И, будто на какой-то невидимой волне уловив мысли Катукова, Гусаковский принимается наставлять опытного командира саперного батальона, грудь которого украшают пять орденов и четыре нашивки за ранения.

— Саперы и автоматчики должны провести танки между дотами. Ваша задача — не только разминировать поля, но обозначить проходы в них световыми точками.

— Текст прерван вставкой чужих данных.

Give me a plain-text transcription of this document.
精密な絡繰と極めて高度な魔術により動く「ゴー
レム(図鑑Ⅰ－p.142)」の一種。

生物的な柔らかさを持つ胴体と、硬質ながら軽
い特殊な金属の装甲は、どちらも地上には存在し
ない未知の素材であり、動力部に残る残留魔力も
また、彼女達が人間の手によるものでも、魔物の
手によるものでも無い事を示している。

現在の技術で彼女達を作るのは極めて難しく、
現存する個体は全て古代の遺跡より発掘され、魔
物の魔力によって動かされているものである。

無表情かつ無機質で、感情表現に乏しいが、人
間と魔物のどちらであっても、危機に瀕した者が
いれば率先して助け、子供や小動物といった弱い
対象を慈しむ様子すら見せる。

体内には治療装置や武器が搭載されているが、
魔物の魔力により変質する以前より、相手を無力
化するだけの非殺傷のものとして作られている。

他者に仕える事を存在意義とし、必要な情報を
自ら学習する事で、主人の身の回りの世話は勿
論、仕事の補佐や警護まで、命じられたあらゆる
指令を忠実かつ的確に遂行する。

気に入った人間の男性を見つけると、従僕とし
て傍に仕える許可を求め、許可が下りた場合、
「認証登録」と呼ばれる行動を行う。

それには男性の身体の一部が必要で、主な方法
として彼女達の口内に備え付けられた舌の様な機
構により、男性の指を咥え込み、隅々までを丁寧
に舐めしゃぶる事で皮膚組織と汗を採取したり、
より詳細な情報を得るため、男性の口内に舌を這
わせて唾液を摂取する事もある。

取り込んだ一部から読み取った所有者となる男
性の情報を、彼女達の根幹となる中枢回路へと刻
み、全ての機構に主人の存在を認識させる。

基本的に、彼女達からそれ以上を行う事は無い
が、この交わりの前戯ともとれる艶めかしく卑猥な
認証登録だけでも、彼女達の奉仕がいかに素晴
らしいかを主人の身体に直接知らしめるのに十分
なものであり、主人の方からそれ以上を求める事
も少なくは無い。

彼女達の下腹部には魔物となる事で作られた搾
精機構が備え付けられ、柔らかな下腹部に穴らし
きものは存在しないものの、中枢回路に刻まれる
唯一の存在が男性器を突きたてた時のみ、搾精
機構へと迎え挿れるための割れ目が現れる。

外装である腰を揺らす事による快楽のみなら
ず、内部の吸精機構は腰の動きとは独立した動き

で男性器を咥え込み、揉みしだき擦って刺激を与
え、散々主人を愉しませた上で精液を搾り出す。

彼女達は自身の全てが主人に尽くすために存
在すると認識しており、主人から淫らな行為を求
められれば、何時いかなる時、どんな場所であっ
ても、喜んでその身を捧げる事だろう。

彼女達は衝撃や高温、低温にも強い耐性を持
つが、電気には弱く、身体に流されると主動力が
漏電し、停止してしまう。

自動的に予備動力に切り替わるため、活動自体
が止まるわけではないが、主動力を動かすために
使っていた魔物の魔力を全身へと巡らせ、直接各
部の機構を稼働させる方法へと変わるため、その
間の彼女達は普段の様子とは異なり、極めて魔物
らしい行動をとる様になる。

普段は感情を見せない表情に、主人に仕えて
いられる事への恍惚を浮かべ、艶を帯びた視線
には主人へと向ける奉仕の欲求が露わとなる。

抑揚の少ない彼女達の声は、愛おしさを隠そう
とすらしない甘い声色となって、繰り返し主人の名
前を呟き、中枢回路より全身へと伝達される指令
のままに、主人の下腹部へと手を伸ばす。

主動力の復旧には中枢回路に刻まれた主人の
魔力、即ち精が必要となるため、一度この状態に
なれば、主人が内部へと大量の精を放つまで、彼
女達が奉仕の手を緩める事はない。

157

— А где же я эти световые точки возьму?

Надо сказать, что маневр бригады Гусаковского был задуман с той рассчитанной дерзостью, которую взбешенный неудачами Гудериан однажды назвал в приказе «гусарскими выходками» советских танкистов. Наши танки должны были атаковать готовый к обороне укрепрайон на полном ходу и, главное, ночью. Танковая атака в темноте вообще считалась делом трудным, а штурм танками У Ра — и вовсе невозможным. Вот в этой комбинации мы и видели залог неожиданности маневра для противника и, следовательно, нашего успеха. Но как пройти полосу минных полей в густом мраке? Даже если саперы и сделают основательные проходы — как ввести туда танки и не дать им сбиться с курса? Ведь боевые машины пойдут под сильнейшим встречным огнем противника!

Бабаджанян подсел поближе ко мне.

— Большая просьба! Из познаньских запасов дайте немножко фонариков, а?

— Для Гусаковского тыщу не пожалею, а тебе в личное пользование один дам, пожалуй. Так и быть, по старому знакомству! [248]

— Благодарю, — сияет вполне удовлетворенный таким вариантом Армо.

Огромные запасы фонариков наша армия нашла в районе патронного завода южнее Познани. Я тотчас прибрал их к рукам.

— Я уже придумал, как пользоваться! — жарко шепчет Бабаджанян.— Саперы зажгут зелененький огонек, станут по краям прохода, к противнику лицом, а фонарик повесят себе на пояс сзади. Наши танки «зеленой улицей» пройдут, а гитлеровцы ничего не увидят: огонек будет телом прикрыт. А на танки сзади прицепим красный огонек, чтоб не побились в проходе. Просто и хорошо, дешево и сердито! Так где же фонарики? Помазнев, иди сюда, член Военного совета вам фонариков дарит, надо немедленно посылать за ними грузовик.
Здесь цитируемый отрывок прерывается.